If you have hot loops with millions of iterations at a time, structure your code accordingly. Its not anti-OO to choose the right data structure for the job.
Working set and algorithm diagonalization (work independence) FTW. Immutable data structures and copying often helps to avoid cache invalidation penalties.
I already know I'm dealing with huge perf issues caused by ORM & lazy-load semantics. I/O abuse is usually going to be so, so much worse than memory/cache issues. Java is mainly used for business information systems, where I/O is king. Plain vanilla memory abuse is also a big one.
But my main problem is a mgmt convinced the magic wand of AI will make all sorts of problems dissapear, and it's going to take 5 years for them to realize nope.

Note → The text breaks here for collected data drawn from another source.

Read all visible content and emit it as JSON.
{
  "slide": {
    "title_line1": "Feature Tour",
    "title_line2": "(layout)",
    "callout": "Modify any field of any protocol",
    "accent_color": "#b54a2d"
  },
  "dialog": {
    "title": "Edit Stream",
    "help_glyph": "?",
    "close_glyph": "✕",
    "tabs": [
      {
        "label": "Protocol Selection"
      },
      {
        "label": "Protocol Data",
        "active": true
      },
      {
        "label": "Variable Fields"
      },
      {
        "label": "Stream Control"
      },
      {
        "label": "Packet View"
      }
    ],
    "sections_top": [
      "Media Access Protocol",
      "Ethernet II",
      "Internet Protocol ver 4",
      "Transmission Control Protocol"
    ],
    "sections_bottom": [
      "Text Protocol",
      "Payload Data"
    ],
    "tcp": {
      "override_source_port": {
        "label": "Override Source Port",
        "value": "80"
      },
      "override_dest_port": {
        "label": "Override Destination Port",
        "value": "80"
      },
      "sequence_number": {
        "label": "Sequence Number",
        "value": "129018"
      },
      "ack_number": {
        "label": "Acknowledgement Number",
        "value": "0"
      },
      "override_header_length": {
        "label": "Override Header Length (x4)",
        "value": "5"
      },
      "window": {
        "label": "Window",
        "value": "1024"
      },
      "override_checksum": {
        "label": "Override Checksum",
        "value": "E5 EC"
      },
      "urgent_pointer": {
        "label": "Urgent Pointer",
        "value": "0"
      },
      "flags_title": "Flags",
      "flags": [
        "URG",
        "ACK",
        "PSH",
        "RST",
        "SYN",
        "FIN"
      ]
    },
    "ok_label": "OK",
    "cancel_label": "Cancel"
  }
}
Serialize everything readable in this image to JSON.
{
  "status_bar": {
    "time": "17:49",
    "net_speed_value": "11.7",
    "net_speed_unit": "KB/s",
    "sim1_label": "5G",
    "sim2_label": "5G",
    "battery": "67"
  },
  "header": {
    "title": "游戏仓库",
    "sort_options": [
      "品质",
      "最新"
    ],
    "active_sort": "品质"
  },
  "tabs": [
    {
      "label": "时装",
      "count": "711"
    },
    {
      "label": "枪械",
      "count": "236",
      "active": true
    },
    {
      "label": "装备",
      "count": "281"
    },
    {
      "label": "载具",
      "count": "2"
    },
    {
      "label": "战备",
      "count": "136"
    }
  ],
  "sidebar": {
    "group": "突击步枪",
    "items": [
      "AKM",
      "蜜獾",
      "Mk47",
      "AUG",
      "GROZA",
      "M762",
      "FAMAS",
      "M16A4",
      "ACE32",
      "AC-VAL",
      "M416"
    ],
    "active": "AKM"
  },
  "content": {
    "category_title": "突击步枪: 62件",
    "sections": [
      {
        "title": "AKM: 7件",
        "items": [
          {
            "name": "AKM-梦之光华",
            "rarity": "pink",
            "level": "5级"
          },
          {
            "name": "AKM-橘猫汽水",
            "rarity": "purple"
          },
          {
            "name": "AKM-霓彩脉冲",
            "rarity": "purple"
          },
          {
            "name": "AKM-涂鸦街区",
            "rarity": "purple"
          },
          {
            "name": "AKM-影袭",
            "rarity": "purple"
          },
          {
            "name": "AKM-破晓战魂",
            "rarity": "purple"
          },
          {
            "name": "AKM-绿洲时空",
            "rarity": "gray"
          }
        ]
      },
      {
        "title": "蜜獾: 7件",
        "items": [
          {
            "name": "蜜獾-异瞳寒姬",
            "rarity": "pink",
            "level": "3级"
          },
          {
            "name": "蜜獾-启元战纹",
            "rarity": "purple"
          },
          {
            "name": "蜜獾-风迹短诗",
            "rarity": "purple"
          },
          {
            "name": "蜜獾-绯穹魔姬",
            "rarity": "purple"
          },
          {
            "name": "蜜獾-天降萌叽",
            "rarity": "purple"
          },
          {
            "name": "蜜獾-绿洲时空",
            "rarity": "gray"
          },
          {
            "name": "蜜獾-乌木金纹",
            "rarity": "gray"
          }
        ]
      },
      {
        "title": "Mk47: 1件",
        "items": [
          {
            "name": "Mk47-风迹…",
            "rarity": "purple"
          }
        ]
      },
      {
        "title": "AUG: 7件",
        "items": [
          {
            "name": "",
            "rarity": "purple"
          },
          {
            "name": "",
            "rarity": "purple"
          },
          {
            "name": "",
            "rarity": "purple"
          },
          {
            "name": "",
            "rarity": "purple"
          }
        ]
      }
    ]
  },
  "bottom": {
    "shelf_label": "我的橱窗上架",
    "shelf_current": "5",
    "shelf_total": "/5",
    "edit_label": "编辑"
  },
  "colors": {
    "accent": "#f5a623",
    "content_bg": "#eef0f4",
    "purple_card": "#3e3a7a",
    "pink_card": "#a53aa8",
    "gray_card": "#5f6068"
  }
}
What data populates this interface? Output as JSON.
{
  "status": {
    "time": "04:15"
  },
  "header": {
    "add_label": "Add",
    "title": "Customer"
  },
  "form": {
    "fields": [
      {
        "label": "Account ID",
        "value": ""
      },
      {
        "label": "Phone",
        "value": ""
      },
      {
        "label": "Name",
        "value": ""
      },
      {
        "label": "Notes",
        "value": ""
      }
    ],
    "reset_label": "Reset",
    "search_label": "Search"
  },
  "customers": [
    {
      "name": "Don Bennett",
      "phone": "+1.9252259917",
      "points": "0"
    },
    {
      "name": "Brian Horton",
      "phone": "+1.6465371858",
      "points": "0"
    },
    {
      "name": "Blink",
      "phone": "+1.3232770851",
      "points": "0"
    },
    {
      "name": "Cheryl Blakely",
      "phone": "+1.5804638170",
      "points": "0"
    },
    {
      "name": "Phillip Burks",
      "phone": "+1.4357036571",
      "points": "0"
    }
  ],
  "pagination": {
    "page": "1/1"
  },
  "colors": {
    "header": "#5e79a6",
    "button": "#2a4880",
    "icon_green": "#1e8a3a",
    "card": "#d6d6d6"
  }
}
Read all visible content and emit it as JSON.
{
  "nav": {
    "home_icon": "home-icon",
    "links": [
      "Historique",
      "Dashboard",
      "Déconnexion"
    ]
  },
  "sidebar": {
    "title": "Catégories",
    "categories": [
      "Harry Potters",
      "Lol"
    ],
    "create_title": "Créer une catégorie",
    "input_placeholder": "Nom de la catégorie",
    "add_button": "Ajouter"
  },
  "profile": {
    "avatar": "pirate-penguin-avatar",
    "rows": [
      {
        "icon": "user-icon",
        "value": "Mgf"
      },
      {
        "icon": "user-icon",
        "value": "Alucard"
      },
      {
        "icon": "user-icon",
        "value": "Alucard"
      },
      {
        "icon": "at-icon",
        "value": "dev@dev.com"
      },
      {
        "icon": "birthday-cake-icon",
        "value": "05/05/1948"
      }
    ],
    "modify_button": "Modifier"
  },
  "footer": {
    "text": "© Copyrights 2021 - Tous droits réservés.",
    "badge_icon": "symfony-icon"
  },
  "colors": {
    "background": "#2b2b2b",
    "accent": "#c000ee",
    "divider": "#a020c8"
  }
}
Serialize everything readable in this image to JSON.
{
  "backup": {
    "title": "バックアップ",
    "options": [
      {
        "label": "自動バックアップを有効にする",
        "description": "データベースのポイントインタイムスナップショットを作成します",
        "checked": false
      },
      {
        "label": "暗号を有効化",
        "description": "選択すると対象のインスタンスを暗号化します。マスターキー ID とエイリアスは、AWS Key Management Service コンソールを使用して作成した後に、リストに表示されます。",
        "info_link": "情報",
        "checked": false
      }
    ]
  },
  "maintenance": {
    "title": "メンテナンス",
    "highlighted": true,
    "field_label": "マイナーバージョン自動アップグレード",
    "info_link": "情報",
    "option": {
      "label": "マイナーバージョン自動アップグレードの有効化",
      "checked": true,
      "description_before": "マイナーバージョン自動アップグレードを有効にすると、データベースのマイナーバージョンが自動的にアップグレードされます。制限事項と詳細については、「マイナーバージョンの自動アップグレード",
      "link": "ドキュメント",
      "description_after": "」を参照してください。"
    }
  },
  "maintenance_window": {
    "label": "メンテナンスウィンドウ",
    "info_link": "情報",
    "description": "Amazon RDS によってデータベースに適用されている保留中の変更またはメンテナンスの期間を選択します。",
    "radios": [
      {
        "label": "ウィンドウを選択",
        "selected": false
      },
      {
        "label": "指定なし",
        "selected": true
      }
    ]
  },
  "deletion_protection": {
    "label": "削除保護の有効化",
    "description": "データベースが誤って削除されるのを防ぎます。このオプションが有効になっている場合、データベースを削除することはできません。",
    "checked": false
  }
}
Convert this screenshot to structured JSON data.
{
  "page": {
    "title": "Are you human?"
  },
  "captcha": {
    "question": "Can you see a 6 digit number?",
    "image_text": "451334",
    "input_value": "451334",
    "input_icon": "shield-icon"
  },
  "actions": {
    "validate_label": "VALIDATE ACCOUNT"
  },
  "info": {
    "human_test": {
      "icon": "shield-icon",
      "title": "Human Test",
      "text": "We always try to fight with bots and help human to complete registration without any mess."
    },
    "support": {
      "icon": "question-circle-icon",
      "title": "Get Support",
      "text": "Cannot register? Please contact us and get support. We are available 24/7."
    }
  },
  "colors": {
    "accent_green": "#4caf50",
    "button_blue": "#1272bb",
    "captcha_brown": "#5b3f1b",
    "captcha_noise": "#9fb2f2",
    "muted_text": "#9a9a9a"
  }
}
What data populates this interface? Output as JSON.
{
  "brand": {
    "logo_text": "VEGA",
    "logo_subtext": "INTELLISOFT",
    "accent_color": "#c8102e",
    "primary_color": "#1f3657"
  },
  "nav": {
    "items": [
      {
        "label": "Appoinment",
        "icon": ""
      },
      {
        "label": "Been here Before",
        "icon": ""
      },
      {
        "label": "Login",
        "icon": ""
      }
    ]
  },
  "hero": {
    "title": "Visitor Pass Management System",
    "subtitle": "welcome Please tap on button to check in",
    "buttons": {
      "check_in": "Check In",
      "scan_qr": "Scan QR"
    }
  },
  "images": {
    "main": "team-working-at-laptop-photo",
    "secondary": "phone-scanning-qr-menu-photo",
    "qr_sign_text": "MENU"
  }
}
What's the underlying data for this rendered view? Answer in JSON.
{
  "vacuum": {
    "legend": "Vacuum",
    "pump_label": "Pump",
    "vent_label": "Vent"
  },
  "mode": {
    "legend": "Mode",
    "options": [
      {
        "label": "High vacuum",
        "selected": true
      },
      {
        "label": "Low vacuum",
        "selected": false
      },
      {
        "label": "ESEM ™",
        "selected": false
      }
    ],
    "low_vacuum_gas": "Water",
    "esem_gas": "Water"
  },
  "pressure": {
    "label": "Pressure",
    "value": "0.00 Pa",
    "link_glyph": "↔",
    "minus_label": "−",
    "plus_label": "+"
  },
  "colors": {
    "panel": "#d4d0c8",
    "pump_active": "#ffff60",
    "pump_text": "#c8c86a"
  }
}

It's still fun to learn about cache optimization though, esp. when someone makes it reasonably digestible like this. And maybe it also helps people to recognize that OOP is not some great over-arching zen truth of truths.
A sibling comment also mentioned Jai. Not sure what I am missing that the original post was explicitly referring to Jai, some inside joke maybe?
I am sorry, I only know Odin. Jai is this cult on reddit/discord, right? You get access if you socialize enough or something? Not my thing. Not for a language.
I was just throwing out an idea. I had no idea there were already implementations! Because, to my knowledge, conventional popular languages like C/C++/C#/Java/JS/Python don't do that, and automatically doing that (under certain conditions) feels like an easy performance win.
For what it’s worth, a common example of the capabilities of c++26 reflection is exactly this use case. I can’t remember where I first saw it, but this article [0] showcases the technique pretty well. It’s opt-in so not the compiler optimization that you’re imagining but still neat that it’s possible
Ah. So, the context (Which I read too far into evidently): 1: One of Jai's initial primary marketing points was to address exactly this: SoA performance with AoS ergonomics. 2: Odin is (or was initially) inspired by Jai.